M. Gérard LEBAN, adjoint, président. - Ce n'est plus un rappel au règlement. Je vous ai laissé la parole. Je ne suis absolument pas convaincu par ce que vous m'expliquez. Vous confirmez ce que vous avez dit ce matin. Si vous vouliez vous exprimer sur les grandes surfaces, les grands magasins, il fallait le dire ! Vous avez parlé des commerçants et des magasins ! Je défends l'ensemble des commerçants parisiens et j'estime que, ce matin, vous leur avez porté un préjudice moral et que c'est pour ma part plus que choquant, j'allais presque dire scandaleux !
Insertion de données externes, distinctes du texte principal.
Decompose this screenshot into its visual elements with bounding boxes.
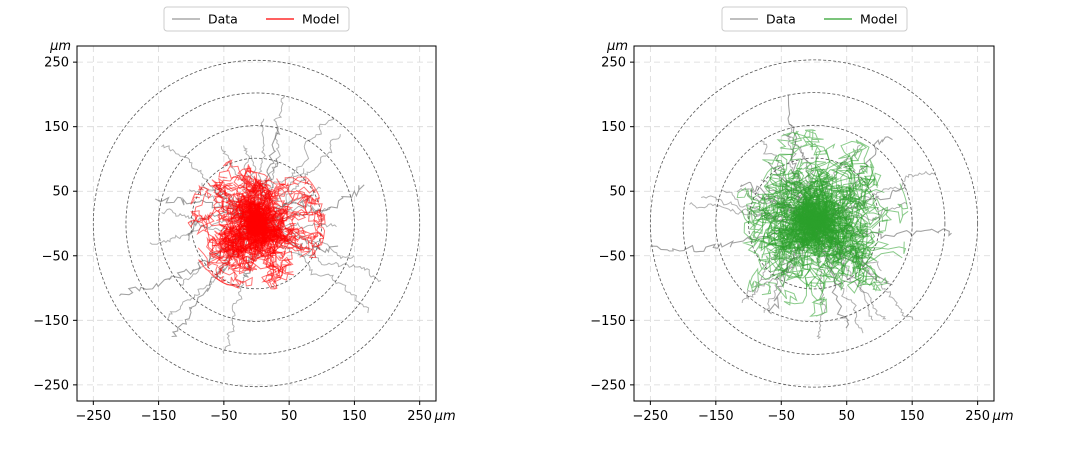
y-tick-label: 150	[44, 120, 69, 135]
model-track	[215, 184, 259, 225]
plot-area	[650, 94, 952, 340]
x-tick-label: 50	[838, 409, 855, 424]
model-track	[248, 176, 320, 225]
legend-box	[163, 6, 350, 32]
chart-panel-left: −250 −150 −50 50 150 250 μm25015050−50−150−250…	[33, 6, 456, 424]
model-track	[242, 200, 287, 244]
x-tick-label: 150	[342, 409, 367, 424]
model-track	[206, 207, 261, 260]
model-track	[256, 226, 295, 281]
model-track	[736, 179, 814, 226]
axes-frame	[633, 45, 995, 402]
model-track	[771, 154, 829, 221]
x-tick-label: −150	[698, 409, 734, 424]
y-tick-label: −50	[599, 249, 626, 264]
model-track	[762, 153, 843, 244]
legend-box	[721, 6, 908, 32]
y-tick-label: 50	[52, 185, 69, 200]
legend-label: Data	[766, 12, 796, 27]
y-unit-label: μm	[606, 39, 628, 54]
y-tick-label: −50	[42, 249, 69, 264]
x-tick-label: −250	[75, 409, 111, 424]
x-tick-label: 250	[965, 409, 990, 424]
model-track	[807, 228, 868, 291]
model-track	[803, 160, 856, 230]
model-track	[254, 177, 321, 224]
model-track	[218, 165, 276, 225]
model-track	[794, 202, 828, 247]
y-tick-label: −150	[590, 314, 626, 329]
y-tick-label: 250	[44, 56, 69, 71]
x-tick-label: −250	[633, 409, 669, 424]
legend-label: Model	[302, 12, 340, 27]
y-tick-label: 150	[601, 120, 626, 135]
y-tick-label: −250	[590, 378, 626, 393]
model-track	[812, 218, 867, 261]
y-tick-label: 250	[601, 56, 626, 71]
plot-area	[118, 95, 382, 354]
legend: Data Model	[721, 6, 908, 32]
y-tick-label: −250	[33, 378, 69, 393]
x-tick-label: 50	[281, 409, 298, 424]
reference-circle	[649, 59, 979, 388]
reference-circle	[190, 157, 323, 290]
model-track	[217, 212, 284, 236]
legend-label: Model	[860, 12, 898, 27]
axes-frame	[76, 45, 437, 402]
x-tick-label: 250	[407, 409, 432, 424]
reference-circle	[715, 124, 913, 323]
x-tick-label: −50	[210, 409, 237, 424]
reference-circle	[92, 59, 421, 388]
model-track	[236, 178, 289, 223]
x-tick-label: −50	[768, 409, 795, 424]
x-unit-label: μm	[992, 409, 1014, 424]
y-tick-label: −150	[33, 314, 69, 329]
model-track	[779, 217, 830, 274]
y-unit-label: μm	[49, 39, 71, 54]
model-track	[812, 184, 859, 233]
x-tick-label: −150	[141, 409, 177, 424]
reference-circle	[158, 125, 355, 322]
y-tick-label: 50	[609, 185, 626, 200]
model-track	[773, 179, 816, 233]
legend-label: Data	[208, 12, 238, 27]
model-track	[187, 216, 260, 246]
x-tick-label: 150	[900, 409, 925, 424]
reference-circle	[682, 92, 946, 355]
reference-circle	[125, 92, 388, 355]
legend: Data Model	[163, 6, 350, 32]
model-track	[247, 178, 286, 222]
x-unit-label: μm	[434, 409, 456, 424]
chart-panel-right: −250 −150 −50 50 150 250 μm25015050−50−150−250…	[590, 6, 1014, 424]
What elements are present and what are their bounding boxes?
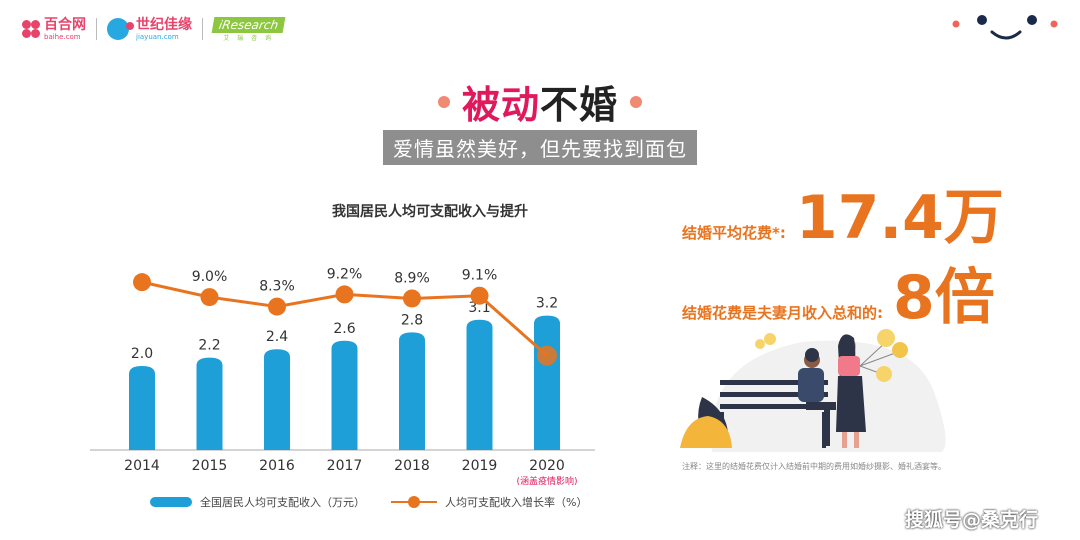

M. Henri MALBERG. - Vous faites une opération politicienne !
M. Gérard LEBAN, adjoint, président. - Pas du tout !
(Applaudissements sur les bancs des groupes " Rassemblement pour Paris " et " Paris-Libertés ").
M. Xavier-Marie BORDET. - Rappel au règlement !
Le débat budgétaire, c'était ce matin et ce n'est pas cet après-midi !
M. Gérard LEBAN, adjoint, président. - Oui, mais je préside cette réunion et je fais fonction et remplace le Maire de Paris. J'ai donné la parole à M. MALBERG pour quelques minutes par courtoisie. Je lui ai répondu comme il se doit.